World J Gastrointest Oncol. Aug 15, 2024; 16(8): 3382-3385
Published online Aug 15, 2024. doi: 10.4251/wjgo.v16.i8.3382
Importance of early detection of esophageal cancer before the tumor progresses too much for effective treatment
Takashi Ono
Takashi Ono, Radiation Oncology, Faculty of Medicine, Yamagata University, Yamagata 990-9585, Japan
Author contributions: Ono T designed the overall concept and outline of the manuscript, wrote, and edited the manuscript and review of literature.
Conflict-of-interest statement: The author reports no relevant conflicts of interest for this article.
Open-Access: This article is an open-access article that was selected by an in-house editor and fully peer-reviewed by external reviewers. It is distributed in accordance with the Creative Commons Attribution NonCommercial (CC BY-NC 4.0) license, which permits others to distribute, remix, adapt, build upon this work non-commercially, and license their derivative works on different terms, provided the original work is properly cited and the use is non-commercial. See: https://creativecommons.org/Licenses/by-nc/4.0/
Corresponding author: Takashi Ono, MD, PhD, Doctor, Radiation Oncology, Faculty of Medicine, Yamagata University, 2-2-2, Iida-Nishi, Yamagata 990-9585, Japan. abc1123513@gmail.com
Received: March 7, 2024
Revised: May 2, 2024
Accepted: May 17, 2024
Published online: August 15, 2024
Processing time: 153 Days and 23.8 Hours
Abstract

This editorial comments on an article by Qu et al published in the World Journal of Gastrointestinal Oncology.

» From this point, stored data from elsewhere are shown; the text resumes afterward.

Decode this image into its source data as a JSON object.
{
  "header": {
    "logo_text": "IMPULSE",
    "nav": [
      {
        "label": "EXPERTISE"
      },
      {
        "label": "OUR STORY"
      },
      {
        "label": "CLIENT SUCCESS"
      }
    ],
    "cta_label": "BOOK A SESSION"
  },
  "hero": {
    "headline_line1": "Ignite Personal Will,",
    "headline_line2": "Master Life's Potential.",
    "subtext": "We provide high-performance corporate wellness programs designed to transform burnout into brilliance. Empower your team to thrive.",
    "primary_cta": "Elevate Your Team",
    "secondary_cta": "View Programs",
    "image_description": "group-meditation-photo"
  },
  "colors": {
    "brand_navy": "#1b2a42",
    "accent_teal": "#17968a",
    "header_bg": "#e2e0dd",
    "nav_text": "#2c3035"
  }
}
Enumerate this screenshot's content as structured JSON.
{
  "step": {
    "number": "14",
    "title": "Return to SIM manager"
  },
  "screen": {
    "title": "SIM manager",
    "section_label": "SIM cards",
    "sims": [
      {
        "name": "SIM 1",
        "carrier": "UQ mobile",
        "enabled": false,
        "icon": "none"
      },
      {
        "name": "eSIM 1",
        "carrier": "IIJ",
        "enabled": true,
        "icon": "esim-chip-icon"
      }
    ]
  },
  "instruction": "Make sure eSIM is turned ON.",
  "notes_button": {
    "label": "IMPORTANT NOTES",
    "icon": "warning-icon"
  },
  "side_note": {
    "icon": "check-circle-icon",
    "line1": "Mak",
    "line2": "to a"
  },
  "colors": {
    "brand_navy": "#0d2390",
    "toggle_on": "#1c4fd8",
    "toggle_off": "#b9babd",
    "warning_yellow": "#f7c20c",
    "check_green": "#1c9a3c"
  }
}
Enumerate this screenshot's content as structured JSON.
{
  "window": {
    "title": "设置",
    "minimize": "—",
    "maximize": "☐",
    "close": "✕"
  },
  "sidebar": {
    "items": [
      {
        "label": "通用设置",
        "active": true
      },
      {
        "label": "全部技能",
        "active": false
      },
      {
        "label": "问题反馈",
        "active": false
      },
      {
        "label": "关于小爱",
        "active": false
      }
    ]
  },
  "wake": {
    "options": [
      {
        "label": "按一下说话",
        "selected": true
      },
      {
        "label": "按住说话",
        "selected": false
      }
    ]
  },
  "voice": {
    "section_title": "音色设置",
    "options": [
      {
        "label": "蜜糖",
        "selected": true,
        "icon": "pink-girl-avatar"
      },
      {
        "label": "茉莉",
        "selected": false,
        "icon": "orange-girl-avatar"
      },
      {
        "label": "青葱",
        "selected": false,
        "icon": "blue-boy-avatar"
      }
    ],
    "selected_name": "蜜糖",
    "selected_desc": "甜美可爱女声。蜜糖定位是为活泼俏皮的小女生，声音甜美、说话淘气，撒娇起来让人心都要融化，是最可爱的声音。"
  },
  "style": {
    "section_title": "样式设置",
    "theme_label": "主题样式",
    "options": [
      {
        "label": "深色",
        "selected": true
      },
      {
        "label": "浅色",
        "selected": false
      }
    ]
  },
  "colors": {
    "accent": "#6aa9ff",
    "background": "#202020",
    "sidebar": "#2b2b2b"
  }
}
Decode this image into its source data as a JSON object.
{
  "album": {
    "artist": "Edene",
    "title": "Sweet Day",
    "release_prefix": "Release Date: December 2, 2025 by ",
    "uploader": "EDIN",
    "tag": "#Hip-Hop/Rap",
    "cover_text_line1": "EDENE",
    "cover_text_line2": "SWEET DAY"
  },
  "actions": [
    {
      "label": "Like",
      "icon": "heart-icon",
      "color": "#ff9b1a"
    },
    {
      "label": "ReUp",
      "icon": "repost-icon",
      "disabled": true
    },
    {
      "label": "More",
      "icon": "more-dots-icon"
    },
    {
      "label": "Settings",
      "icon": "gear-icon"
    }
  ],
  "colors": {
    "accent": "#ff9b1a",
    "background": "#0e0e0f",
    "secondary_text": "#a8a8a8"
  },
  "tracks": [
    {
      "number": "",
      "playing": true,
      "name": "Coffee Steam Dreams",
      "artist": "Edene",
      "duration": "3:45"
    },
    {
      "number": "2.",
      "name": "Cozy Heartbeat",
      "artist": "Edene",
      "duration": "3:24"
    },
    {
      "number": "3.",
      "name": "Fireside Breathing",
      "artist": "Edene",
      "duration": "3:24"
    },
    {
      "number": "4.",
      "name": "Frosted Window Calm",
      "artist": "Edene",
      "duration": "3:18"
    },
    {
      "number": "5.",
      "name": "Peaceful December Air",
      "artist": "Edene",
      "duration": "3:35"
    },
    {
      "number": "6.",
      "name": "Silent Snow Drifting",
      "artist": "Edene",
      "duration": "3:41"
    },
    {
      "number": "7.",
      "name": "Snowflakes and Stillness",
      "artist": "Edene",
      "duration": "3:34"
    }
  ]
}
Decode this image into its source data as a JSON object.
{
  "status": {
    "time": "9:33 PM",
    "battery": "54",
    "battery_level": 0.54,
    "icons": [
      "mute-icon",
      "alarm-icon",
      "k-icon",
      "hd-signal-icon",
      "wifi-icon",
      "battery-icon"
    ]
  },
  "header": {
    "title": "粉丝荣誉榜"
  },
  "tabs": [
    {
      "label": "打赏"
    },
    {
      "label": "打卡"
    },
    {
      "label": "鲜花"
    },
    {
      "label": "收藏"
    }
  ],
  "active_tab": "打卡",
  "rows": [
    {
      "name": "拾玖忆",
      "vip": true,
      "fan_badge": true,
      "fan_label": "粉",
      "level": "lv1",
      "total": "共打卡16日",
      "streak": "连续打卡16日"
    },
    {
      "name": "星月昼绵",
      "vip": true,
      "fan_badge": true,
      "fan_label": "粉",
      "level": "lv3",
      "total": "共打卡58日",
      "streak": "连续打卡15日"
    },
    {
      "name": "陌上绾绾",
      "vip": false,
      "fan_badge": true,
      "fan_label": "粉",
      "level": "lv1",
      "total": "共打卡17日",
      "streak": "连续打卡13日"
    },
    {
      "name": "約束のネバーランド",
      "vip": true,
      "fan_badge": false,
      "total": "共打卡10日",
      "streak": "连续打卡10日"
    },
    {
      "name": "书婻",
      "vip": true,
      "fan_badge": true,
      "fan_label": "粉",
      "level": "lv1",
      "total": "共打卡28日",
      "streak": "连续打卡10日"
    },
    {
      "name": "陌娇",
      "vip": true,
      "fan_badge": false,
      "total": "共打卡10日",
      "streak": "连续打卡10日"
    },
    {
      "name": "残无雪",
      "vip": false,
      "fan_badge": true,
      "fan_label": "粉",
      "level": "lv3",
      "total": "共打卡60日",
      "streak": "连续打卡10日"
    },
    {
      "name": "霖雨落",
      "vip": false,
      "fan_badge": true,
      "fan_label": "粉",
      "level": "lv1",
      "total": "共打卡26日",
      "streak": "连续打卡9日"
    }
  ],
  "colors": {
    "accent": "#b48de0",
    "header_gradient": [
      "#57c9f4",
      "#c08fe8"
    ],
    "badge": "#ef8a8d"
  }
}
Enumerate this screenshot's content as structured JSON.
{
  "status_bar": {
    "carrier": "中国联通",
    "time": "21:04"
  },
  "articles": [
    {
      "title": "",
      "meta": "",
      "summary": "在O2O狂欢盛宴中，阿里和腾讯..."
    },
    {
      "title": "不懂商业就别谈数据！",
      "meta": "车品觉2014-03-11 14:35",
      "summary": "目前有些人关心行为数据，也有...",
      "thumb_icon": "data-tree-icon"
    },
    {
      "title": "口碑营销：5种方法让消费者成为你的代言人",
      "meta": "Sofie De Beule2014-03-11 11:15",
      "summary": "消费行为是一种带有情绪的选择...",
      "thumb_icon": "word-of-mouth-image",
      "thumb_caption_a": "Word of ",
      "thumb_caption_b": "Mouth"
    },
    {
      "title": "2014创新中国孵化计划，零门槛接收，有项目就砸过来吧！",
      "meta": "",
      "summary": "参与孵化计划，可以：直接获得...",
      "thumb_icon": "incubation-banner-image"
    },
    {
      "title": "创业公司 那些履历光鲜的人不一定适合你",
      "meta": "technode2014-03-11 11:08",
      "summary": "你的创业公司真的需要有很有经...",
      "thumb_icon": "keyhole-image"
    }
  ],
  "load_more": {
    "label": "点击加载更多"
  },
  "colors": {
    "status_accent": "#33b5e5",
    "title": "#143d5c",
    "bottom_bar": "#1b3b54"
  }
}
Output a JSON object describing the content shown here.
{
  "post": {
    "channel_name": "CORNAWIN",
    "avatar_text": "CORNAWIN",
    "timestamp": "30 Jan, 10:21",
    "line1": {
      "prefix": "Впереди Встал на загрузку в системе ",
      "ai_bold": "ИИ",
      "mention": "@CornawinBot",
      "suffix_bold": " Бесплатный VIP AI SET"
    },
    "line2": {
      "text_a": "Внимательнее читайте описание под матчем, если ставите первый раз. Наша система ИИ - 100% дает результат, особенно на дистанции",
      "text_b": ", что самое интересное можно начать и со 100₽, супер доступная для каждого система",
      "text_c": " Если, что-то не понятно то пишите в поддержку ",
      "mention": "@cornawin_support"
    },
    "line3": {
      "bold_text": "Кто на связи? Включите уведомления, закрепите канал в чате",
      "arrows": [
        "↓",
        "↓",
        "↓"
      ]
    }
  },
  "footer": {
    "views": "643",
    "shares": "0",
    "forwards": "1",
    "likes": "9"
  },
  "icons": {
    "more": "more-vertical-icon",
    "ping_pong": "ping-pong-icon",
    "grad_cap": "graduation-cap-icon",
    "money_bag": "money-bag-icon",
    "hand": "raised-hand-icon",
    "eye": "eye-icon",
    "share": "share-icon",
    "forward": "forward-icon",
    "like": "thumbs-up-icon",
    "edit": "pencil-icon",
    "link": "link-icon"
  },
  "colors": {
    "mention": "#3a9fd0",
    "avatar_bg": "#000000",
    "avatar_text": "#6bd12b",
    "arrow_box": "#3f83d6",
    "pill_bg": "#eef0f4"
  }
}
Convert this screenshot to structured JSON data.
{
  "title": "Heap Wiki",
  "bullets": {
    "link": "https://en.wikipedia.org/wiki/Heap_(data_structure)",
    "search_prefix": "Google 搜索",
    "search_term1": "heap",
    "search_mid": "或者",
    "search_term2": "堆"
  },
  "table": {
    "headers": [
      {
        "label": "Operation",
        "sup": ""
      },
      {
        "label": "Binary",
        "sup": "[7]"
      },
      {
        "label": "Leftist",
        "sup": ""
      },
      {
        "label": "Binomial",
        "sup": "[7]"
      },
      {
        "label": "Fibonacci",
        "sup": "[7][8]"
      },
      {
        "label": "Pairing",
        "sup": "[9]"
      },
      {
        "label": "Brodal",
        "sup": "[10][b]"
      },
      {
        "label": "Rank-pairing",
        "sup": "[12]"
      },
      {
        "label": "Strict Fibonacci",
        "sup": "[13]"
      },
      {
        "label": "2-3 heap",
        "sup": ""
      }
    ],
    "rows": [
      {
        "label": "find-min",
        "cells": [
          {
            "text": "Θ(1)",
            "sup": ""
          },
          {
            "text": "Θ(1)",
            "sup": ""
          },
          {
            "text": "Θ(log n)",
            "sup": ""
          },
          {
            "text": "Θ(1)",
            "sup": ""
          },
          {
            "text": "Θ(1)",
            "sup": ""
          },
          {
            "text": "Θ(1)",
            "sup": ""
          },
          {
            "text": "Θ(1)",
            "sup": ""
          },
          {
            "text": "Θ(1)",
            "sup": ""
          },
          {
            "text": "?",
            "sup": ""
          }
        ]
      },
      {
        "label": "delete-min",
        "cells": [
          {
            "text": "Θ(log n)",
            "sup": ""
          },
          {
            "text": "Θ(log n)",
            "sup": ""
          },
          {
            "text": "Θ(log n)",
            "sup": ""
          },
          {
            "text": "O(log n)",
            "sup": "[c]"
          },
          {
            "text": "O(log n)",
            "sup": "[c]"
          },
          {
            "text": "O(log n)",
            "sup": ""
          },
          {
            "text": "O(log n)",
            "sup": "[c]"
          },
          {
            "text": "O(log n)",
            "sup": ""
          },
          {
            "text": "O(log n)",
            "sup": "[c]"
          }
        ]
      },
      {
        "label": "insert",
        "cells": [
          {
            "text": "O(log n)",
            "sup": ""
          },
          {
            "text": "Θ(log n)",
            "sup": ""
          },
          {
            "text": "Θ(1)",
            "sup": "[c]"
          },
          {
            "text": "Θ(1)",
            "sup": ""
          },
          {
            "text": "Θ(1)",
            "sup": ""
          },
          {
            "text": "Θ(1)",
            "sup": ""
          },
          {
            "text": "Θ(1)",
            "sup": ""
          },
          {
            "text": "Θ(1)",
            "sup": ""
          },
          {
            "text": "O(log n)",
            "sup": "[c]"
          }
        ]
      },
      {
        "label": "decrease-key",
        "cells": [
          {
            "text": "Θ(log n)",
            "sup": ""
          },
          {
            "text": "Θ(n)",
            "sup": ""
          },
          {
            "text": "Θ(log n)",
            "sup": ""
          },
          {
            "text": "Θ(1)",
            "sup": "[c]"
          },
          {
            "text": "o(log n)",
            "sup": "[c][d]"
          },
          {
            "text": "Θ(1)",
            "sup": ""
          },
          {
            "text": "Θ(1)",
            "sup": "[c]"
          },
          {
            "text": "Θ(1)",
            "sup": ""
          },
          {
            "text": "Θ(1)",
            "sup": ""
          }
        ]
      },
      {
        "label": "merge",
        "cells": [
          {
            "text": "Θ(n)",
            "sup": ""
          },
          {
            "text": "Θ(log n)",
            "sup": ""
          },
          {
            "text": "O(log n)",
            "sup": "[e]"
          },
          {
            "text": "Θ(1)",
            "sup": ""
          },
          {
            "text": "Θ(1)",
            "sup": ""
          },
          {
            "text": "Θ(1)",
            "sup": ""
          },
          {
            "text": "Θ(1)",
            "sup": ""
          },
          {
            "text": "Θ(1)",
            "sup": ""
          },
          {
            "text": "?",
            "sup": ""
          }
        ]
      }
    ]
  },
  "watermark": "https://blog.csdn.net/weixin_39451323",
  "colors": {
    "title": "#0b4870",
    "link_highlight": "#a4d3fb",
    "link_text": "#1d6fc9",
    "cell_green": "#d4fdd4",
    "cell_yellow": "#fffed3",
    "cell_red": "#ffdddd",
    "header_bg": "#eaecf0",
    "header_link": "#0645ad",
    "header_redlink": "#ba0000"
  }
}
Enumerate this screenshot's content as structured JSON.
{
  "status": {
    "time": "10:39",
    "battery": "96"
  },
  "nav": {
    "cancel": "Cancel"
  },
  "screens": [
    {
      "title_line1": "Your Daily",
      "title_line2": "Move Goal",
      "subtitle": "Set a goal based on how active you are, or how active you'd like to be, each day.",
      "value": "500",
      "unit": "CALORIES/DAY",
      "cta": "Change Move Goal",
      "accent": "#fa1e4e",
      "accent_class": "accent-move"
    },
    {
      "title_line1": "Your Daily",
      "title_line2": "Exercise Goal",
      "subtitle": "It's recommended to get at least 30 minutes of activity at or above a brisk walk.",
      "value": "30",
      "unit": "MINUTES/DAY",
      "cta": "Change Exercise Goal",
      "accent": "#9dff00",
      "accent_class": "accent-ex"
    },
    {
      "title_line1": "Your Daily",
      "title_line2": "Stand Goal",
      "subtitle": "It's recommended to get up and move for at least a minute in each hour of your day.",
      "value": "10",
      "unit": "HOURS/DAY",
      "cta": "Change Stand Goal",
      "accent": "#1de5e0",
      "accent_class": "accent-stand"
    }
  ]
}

It focuses on the importance of early detection of esophageal cancer, including recurrence or secondary malignancy after chemoradiotherapy (CRT). Endoscopic resection is the first choice for treatment for esophageal cancer remaining within the mucous membrane, while surgery or radical CRT are treatment options for advanced stages depending on the patient’s general condition and desire. Although these treatments are potentially curative, they are more invasive than endoscopic resection. Early-stage esophageal cancer is often asymptomatic and difficult to detect. Uniform periodic endoscopy is unrealistic. Although less burdensome tests exist, including liquid biopsy and urinary biomarkers, these have not yet been widely used in clinical practice. Early detection is important after radical CRT because the local recurrence rate is higher than that after surgery. However, endoscopic resection or photodynamic therapy is indicated if detected in the early stages, and positive results have been reported. Early detection of esophageal cancer is crucial. Endoscopy is the main diagnostic method; however, new and less burdensome methods should be established to ensure early treatment for patients with esophageal cancer.

Keywords: Esophageal neoplasms; Screening; Endoscopy; Prognosis; Endoscopic mucosal resection; Endoscopic submucosal dissection; Photodynamic therapy

Core Tip: Surgery and chemoradiotherapy (CRT) for esophageal cancer are more invasive than endoscopic resection. However, early esophageal cancer is often asymptomatic and difficult to detect at an early stage. Uniform periodic endoscopy is unrealistic. This is a challenging problem. Regular endoscopy after CRT is also important, and if detected early, a complete cure can be expected with less burdensome endoscopic treatment. Currently, endoscopy is the main diagnostic method, but the hope is that new and less burdensome diagnostic methods will be established to ensure early treatment.